Veraset and other data brokers have worked to improve their public image and squash privacy concerns by sharing their records with public health agencies, researchers and news organizations, claiming the data could provide an indispensable way to monitor potentially risky crowd movements and public gatherings. The Washington Post, the New York Times and other news organizations also have made use of the data in reporting on potential health risks.
Data brokers pay software developers to include snippets of code in their apps that then sent a user's location data back to the company. Some companies have folded their code into games and weather apps, but Veraset does not say which apps it works with.
Critics have questioned whether users are aware that their data is being shared in such a way. The company is a spinoff of the location-data firm SafeGraph, which Google banned earlier this year as part of an effort to restrict covert location tracking.

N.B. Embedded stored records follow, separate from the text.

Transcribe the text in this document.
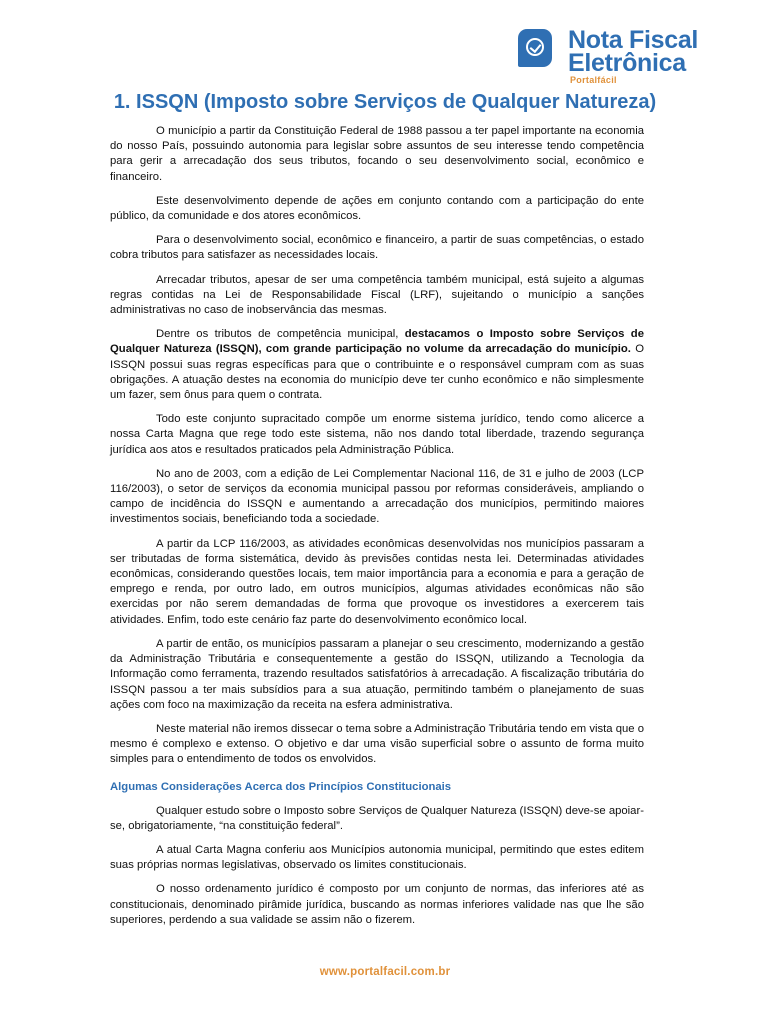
Nota Fiscal
Eletrônica
Portalfácil
1. ISSQN (Imposto sobre Serviços de Qualquer Natureza)

O município a partir da Constituição Federal de 1988 passou a ter papel importante na economia do nosso País, possuindo autonomia para legislar sobre assuntos de seu interesse tendo competência para gerir a arrecadação dos seus tributos, focando o seu desenvolvimento social, econômico e financeiro.

Este desenvolvimento depende de ações em conjunto contando com a participação do ente público, da comunidade e dos atores econômicos.

Para o desenvolvimento social, econômico e financeiro, a partir de suas competências, o estado cobra tributos para satisfazer as necessidades locais.

Arrecadar tributos, apesar de ser uma competência também municipal, está sujeito a algumas regras contidas na Lei de Responsabilidade Fiscal (LRF), sujeitando o município a sanções administrativas no caso de inobservância das mesmas.

Dentre os tributos de competência municipal, destacamos o Imposto sobre Serviços de Qualquer Natureza (ISSQN), com grande participação no volume da arrecadação do município. O ISSQN possui suas regras específicas para que o contribuinte e o responsável cumpram com as suas obrigações. A atuação destes na economia do município deve ter cunho econômico e não simplesmente um fazer, sem ônus para quem o contrata.

Todo este conjunto supracitado compõe um enorme sistema jurídico, tendo como alicerce a nossa Carta Magna que rege todo este sistema, não nos dando total liberdade, trazendo segurança jurídica aos atos e resultados praticados pela Administração Pública.

No ano de 2003, com a edição de Lei Complementar Nacional 116, de 31 e julho de 2003 (LCP 116/2003), o setor de serviços da economia municipal passou por reformas consideráveis, ampliando o campo de incidência do ISSQN e aumentando a arrecadação dos municípios, permitindo maiores investimentos sociais, beneficiando toda a sociedade.

A partir da LCP 116/2003, as atividades econômicas desenvolvidas nos municípios passaram a ser tributadas de forma sistemática, devido às previsões contidas nesta lei. Determinadas atividades econômicas, considerando questões locais, tem maior importância para a economia e para a geração de emprego e renda, por outro lado, em outros municípios, algumas atividades econômicas não são exercidas por não serem demandadas de forma que provoque os investidores a exercerem tais atividades. Enfim, todo este cenário faz parte do desenvolvimento econômico local.

A partir de então, os municípios passaram a planejar o seu crescimento, modernizando a gestão da Administração Tributária e consequentemente a gestão do ISSQN, utilizando a Tecnologia da Informação como ferramenta, trazendo resultados satisfatórios à arrecadação. A fiscalização tributária do ISSQN passou a ter mais subsídios para a sua atuação, permitindo também o planejamento de suas ações com foco na maximização da receita na esfera administrativa.

Neste material não iremos dissecar o tema sobre a Administração Tributária tendo em vista que o mesmo é complexo e extenso. O objetivo e dar uma visão superficial sobre o assunto de forma muito simples para o entendimento de todos os envolvidos.

Algumas Considerações Acerca dos Princípios Constitucionais

Qualquer estudo sobre o Imposto sobre Serviços de Qualquer Natureza (ISSQN) deve-se apoiar-se, obrigatoriamente, “na constituição federal”.

A atual Carta Magna conferiu aos Municípios autonomia municipal, permitindo que estes editem suas próprias normas legislativas, observado os limites constitucionais.

O nosso ordenamento jurídico é composto por um conjunto de normas, das inferiores até as constitucionais, denominado pirâmide jurídica, buscando as normas inferiores validade nas que lhe são superiores, perdendo a sua validade se assim não o fizerem.

www.portalfacil.com.br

Officials with Veraset and SafeGraph did not respond to requests for comment.
Sam Quinney, director of The Lab DC, a science and technology team in the government, said in a statement that District of Columbia officials reviewed the data to determine if it could help with the local covid response but "did not find suitable insights for our use cases" and declined to renew their access. The data, he said, was never shared with anyone other than authorized officials and is scheduled for deletion at the end of the year.
SafeGraph said last year that it had shared data with the Centers for Disease Control and Prevention, and state and city officials across the U.S., and its website says the company strives to "be the source of truth about the physical world."
The CDC used SafeGraph data as part of a one-year trial starting in the first weeks of the pandemic and, in April, awarded a contract to the company for another year of "social mobility" data, a spokeswoman told The Washington Post.
The data is used in the CDC's publicly viewable pandemic "Data Tracker" to estimate what percentage of the population is staying home. The CDC has also published at least two scientific reports using SafeGraph data covering how stay-at-home orders and the timing of public-policy changes altered population movement and "community mobility."
Some public health groups and news organizations have argued that the data can offer important insights and should be handled carefully so as to limit risks to people's privacy.
Veraset required D.C. officials to sign a "data access agreement" prohibiting the use of the data for non-research purposes and allowing the company to "choose to remain anonymous as the source of the Data at Company's sole discretion."
That agreement, Cypher said, could help Veraset ensure its work is cast in a positive light. The city's refusal to pay for the data, he added, suggested that raw location data may be less useful for public health than the company has claimed.
A D.C. government official said in the emails that the records included more than 12 billion data points. One phone can produce many data points because its movements are tracked over time.